DAH can present as a spectrum of nonspecific symptoms ranging from cough, dyspnea, and hemoptysis to severe hypoxemic respiratory failure requiring mechanical ventilation. Diagnosis is confirmed by bronchoscopy when successive BAL aliquots show progressively hemorrhagic return, and there are iron laden macrophages on cytology [6,7].

Inhalation injury as a cause of DAH has been associated with illicit drug use, especially cocaine, amphetamine and synthetic cannabinoids [8]. Repeated deep inhalation followed by Valsalva maneuver may increase intra alveolar pressure resulting in injury to the alveolar-capillary membrane leading to hemoptysis, pneumothorax, pneumomediastinum and non- cardiogenic pulmonary edema [9,10]. In addition, marijuana inhalation involves a 66% larger volume, 40% deeper inhalation, and 4 times longer breath hold when compared to smoking tobacco [8]. This technique could predispose to inhalation injury.

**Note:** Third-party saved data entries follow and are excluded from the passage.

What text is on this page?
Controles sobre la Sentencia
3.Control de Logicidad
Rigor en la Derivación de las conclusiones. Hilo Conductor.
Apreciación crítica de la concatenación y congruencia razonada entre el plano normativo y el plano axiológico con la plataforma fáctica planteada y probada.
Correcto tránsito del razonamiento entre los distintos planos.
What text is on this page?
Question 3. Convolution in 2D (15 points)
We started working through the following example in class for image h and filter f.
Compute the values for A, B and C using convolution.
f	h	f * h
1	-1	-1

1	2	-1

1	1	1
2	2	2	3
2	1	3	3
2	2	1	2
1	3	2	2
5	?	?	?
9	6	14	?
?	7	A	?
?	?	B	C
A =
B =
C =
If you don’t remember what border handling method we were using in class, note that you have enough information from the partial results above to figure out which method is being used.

Only three cases of DAH associated with marijuana use have been described in the literature, two cases after inhalation of synthetic cannabinoid [11,12]. And one case after using a bong made of homemade plastic materials [13]. Our case is unique in that this patient was smoking non-synthetic marijuana and was doing so without the use of any inhalation aids or techniques. It's possible that the rhinovirus URI may have predisposed him to airway inflammation and then the significant marijuana inhalation resulted in inhalational injury. An extensive work-up for other causes of his DAH was unrevealing and his symptoms resolved without treatment. It's worth noting that rhinovirus has not been associated with DAH.

This case highlights a potential new complication from marijuana inhalation that should be considered in the differential diagnosis of patients presenting with DAH. The mechanism by which marijuana might lead to DAH warrants further investigation.